7. Safeguards: Protecting Your Information
I protect your information with appropriate safeguards and security measures. The Practice maintains personal information in a combination of paper and electronic files. Recent paper records concerning individuals’ personal information are stored in files kept onsite at my office. With consent, I provide information to health care providers acting on your behalf, on the understanding that they are also bound by law and ethics to safeguard your privacy. Other organizations and agents must agree to abide by my Privacy Statement and may be asked to sign contracts to that effect. I will give them only the information necessary to perform the services for which they are engaged, and will require that they not store, use or disclose the information for purposes other than to carry out those services. My computer systems are password-secured and constructed in such a way that only authorized individuals can access secure systems and databases. If you send me an e-mail message that includes personal information, such as your name included in the "address", we will use that information to respond to your inquiry. Please remember that e-mail is not necessarily secure against interception. If your communication is very sensitive, you should not send it electronically unless the e-mail is encrypted or your browser indicates that the access is secure. By the same token, sensitive information sent to you via email will be password protected. You have the ability to unsubscribe from mailing lists by clicking on the relevant button on each newsletter sent out.

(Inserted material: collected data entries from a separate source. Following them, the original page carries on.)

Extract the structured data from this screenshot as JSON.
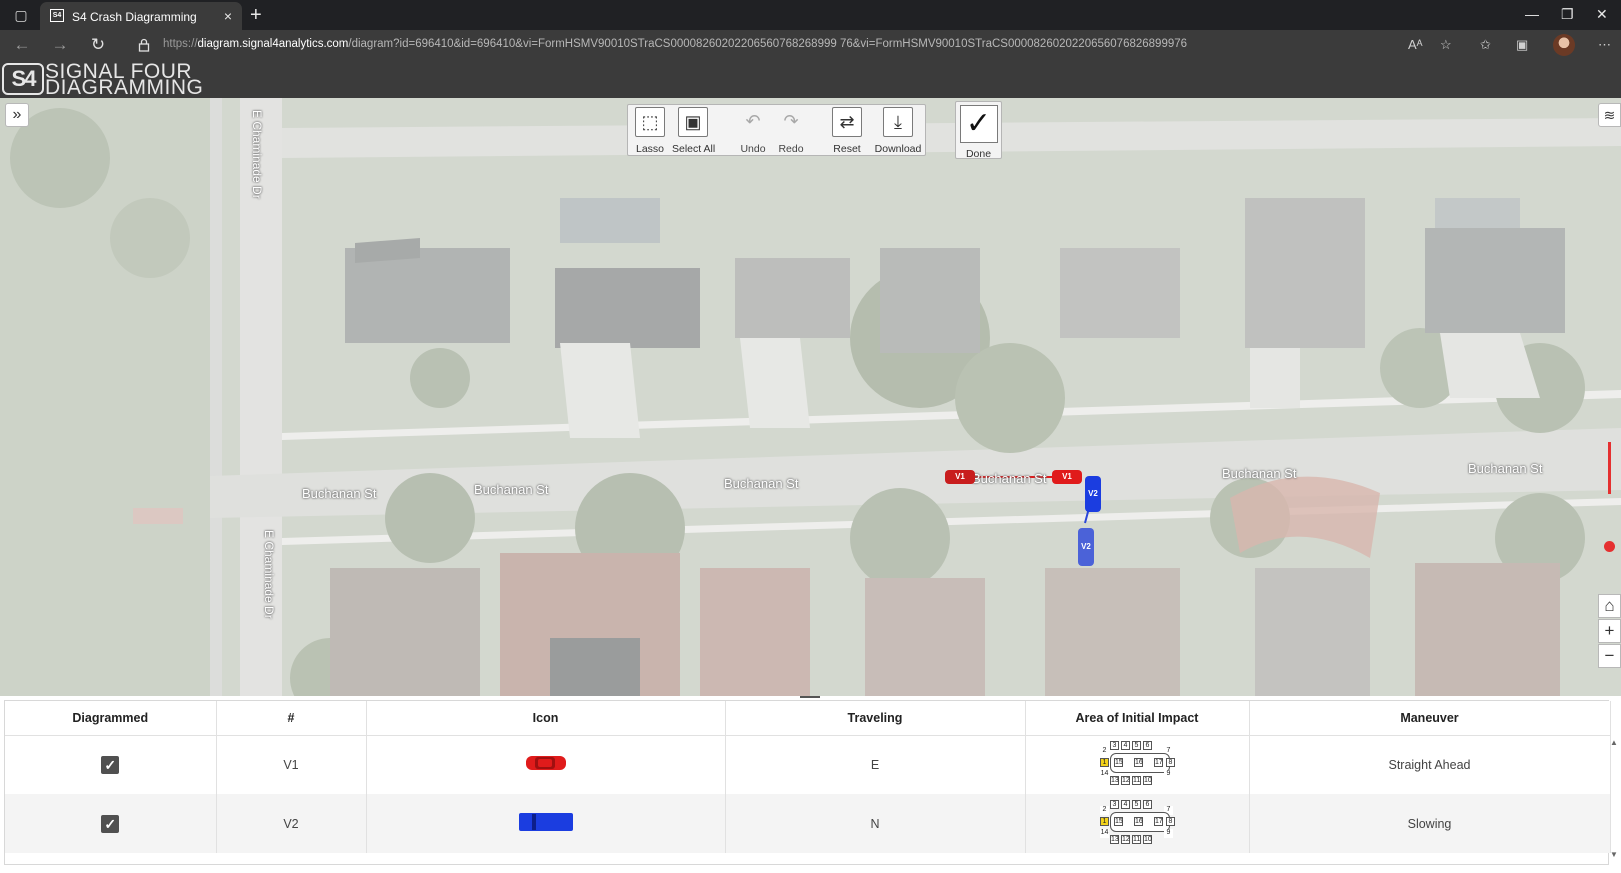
{
  "browser": {
    "tab_title": "S4 Crash Diagramming",
    "url_scheme": "https://",
    "url_host": "diagram.signal4analytics.com",
    "url_path": "/diagram?id=696410&id=696410&vi=FormHSMV90010STraCS00008260202206560768268999 76&vi=FormHSMV90010STraCS0000826020220656076826899976",
    "new_tab_label": "+",
    "close_tab_label": "×"
  },
  "app": {
    "logo_mark": "S4",
    "logo_line1": "SIGNAL FOUR",
    "logo_line2": "DIAGRAMMING"
  },
  "toolbar": {
    "lasso": "Lasso",
    "select_all": "Select All",
    "undo": "Undo",
    "redo": "Redo",
    "reset": "Reset",
    "download": "Download",
    "done": "Done"
  },
  "map": {
    "streets": [
      "Buchanan St",
      "Buchanan St",
      "Buchanan St",
      "Buchanan St",
      "Buchanan St",
      "Buchanan St"
    ],
    "vertical_streets": [
      "E Chaminade Dr",
      "E Chaminade Dr"
    ],
    "vehicle_labels": [
      "V1",
      "V1",
      "V2",
      "V2"
    ]
  },
  "table": {
    "headers": [
      "Diagrammed",
      "#",
      "Icon",
      "Traveling",
      "Area of Initial Impact",
      "Maneuver"
    ],
    "rows": [
      {
        "diagrammed": true,
        "id": "V1",
        "icon_color": "#e01b1b",
        "traveling": "E",
        "maneuver": "Straight Ahead"
      },
      {
        "diagrammed": true,
        "id": "V2",
        "icon_color": "#1b3de0",
        "traveling": "N",
        "maneuver": "Slowing"
      }
    ],
    "impact_numbers": [
      "1",
      "2",
      "3",
      "4",
      "5",
      "6",
      "7",
      "8",
      "9",
      "10",
      "11",
      "12",
      "13",
      "14",
      "15",
      "16",
      "17"
    ]
  }
}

8. Openness: Keeping You Informed
The Practice has prepared this plain-language Privacy Statement to keep you informed. You may view a copy by visiting our website at www.calmyourmind.co.za. If you have any additional questions or concerns about privacy, I invite you to contact me by phone and I will address your concerns to the best of my ability.
9. Access and Correction
With limited exceptions, I will give you access to the information retained about you within a reasonable time, upon presentation of a written request and satisfactory identification. I may charge you a fee for this service and if so, will give you notice in advance of processing your request. If you find errors of fact in your personal health information, please notify me as soon as possible and I will make the appropriate corrections. For access to personal information please see the PAIA Manual and complete the relevant forms.
10. Challenging Compliance
I encourage you to contact me with any questions or concerns you might have about your privacy or this Privacy Statement. I will investigate and respond to your concerns about any aspect of my handling of your information. In most cases, an issue is resolved simply by telling me about it and discussing it.
You can reach me at:
Privacy Officer Calm Your Mind
279 Bryanston Drive
071 602 6631
If, after contacting me, you feel that your concerns have not been addressed to your satisfaction, you have the right to complain to the Information Regulator of South Africa.